Message ID | 20210716110428.9727-1-hare@suse.de (mailing list archive) |
---|---|
Headers | show |
Series | nvme: In-band authentication support | expand |
> Hi all, Hey Hannes, nice progress. This is definitely a step in the right direction. > recent updates to the NVMe spec have added definitions for in-band > authentication, and seeing that it provides some real benefit especially > for NVMe-TCP here's an attempt to implement it. Please call out the TP 8006 specifically so people can look into it. > Tricky bit here is that the specification orients itself on TLS 1.3, > but supports only the FFDHE groups. Which of course the kernel doesn't > support. I've been able to come up with a patch for this, but as this > is my first attempt to fix anything in the crypto area I would invite > people more familiar with these matters to have a look. Glad to see this turned out to be very simple! > Also note that this is just for in-band authentication. Secure concatenation > (ie starting TLS with the negotiated parameters) is not implemented; one would > need to update the kernel TLS implementation for this, which at this time is > beyond scope. TLS is an additional effort, as discussed, inband auth alone has merits and we should not lock it down to NVMe/TCP-TLS. > As usual, comments and reviews are welcome. Having another look into this now...
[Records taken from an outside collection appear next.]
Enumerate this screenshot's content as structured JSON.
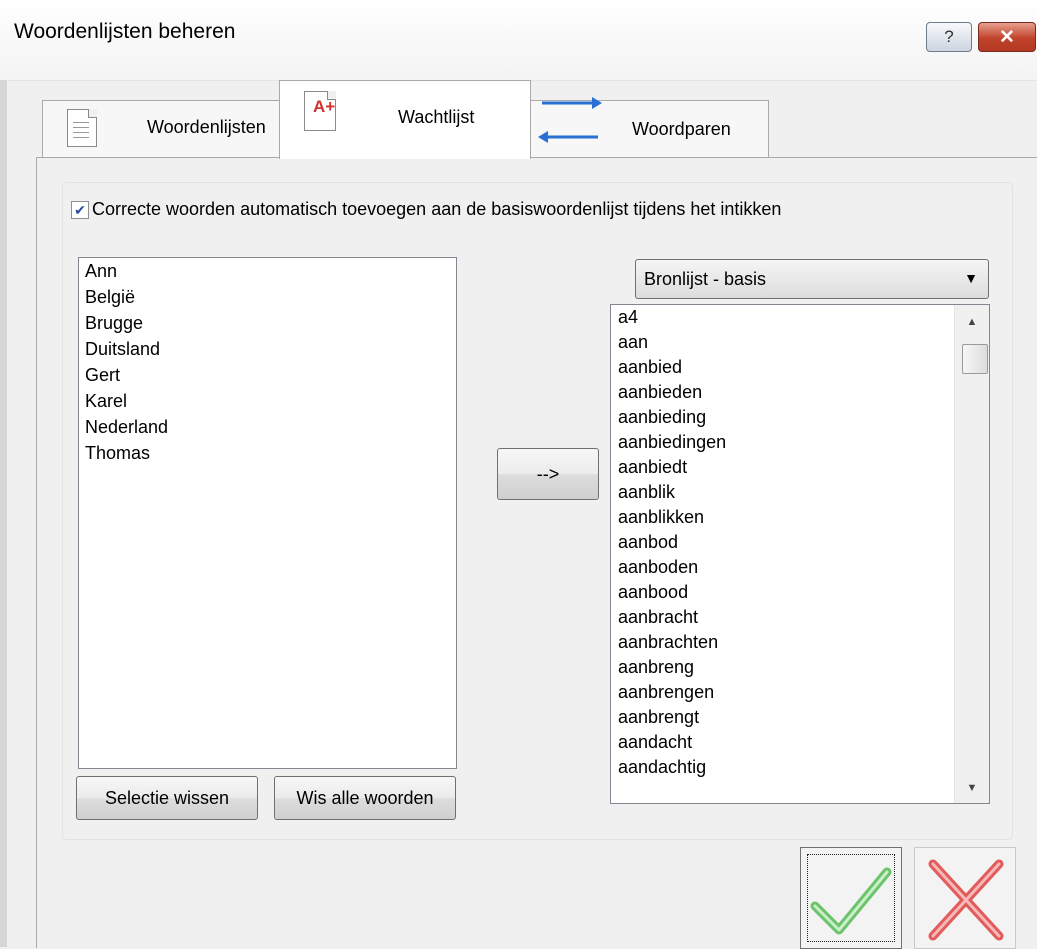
{
  "window": {
    "title": "Woordenlijsten beheren",
    "help_glyph": "?",
    "close_glyph": "✕"
  },
  "tabs": [
    {
      "label": "Woordenlijsten",
      "icon": "document-icon"
    },
    {
      "label": "Wachtlijst",
      "icon": "a-plus-document-icon",
      "active": true
    },
    {
      "label": "Woordparen",
      "icon": "swap-arrows-icon"
    }
  ],
  "options": {
    "auto_add_label": "Correcte woorden automatisch toevoegen aan de basiswoordenlijst tijdens het intikken",
    "auto_add_checked": true
  },
  "wait_list": {
    "items": [
      "Ann",
      "België",
      "Brugge",
      "Duitsland",
      "Gert",
      "Karel",
      "Nederland",
      "Thomas"
    ]
  },
  "move_button": "-->",
  "source": {
    "selected": "Bronlijst - basis",
    "items": [
      "a4",
      "aan",
      "aanbied",
      "aanbieden",
      "aanbieding",
      "aanbiedingen",
      "aanbiedt",
      "aanblik",
      "aanblikken",
      "aanbod",
      "aanboden",
      "aanbood",
      "aanbracht",
      "aanbrachten",
      "aanbreng",
      "aanbrengen",
      "aanbrengt",
      "aandacht",
      "aandachtig"
    ]
  },
  "buttons": {
    "clear_selection": "Selectie wissen",
    "clear_all": "Wis alle woorden"
  },
  "colors": {
    "ok_check": "#6cc36c",
    "cancel_x": "#e25b5b",
    "tab_arrow": "#2a6fd6"
  }
}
On Fri, 2021-07-16 at 13:04 +0200, Hannes Reinecke wrote: > Hi all, > > recent updates to the NVMe spec have added definitions for in-band > authentication, and seeing that it provides some real benefit especially > for NVMe-TCP here's an attempt to implement it. > > Tricky bit here is that the specification orients itself on TLS 1.3, > but supports only the FFDHE groups. Which of course the kernel doesn't > support. I've been able to come up with a patch for this, but as this > is my first attempt to fix anything in the crypto area I would invite > people more familiar with these matters to have a look. > > Also note that this is just for in-band authentication. Secure concatenation > (ie starting TLS with the negotiated parameters) is not implemented; one would > need to update the kernel TLS implementation for this, which at this time is > beyond scope. > > As usual, comments and reviews are welcome. Hi Hannes, could you please reference the specific standards that describe the NVMe authentication protocols? Thanks, Simo.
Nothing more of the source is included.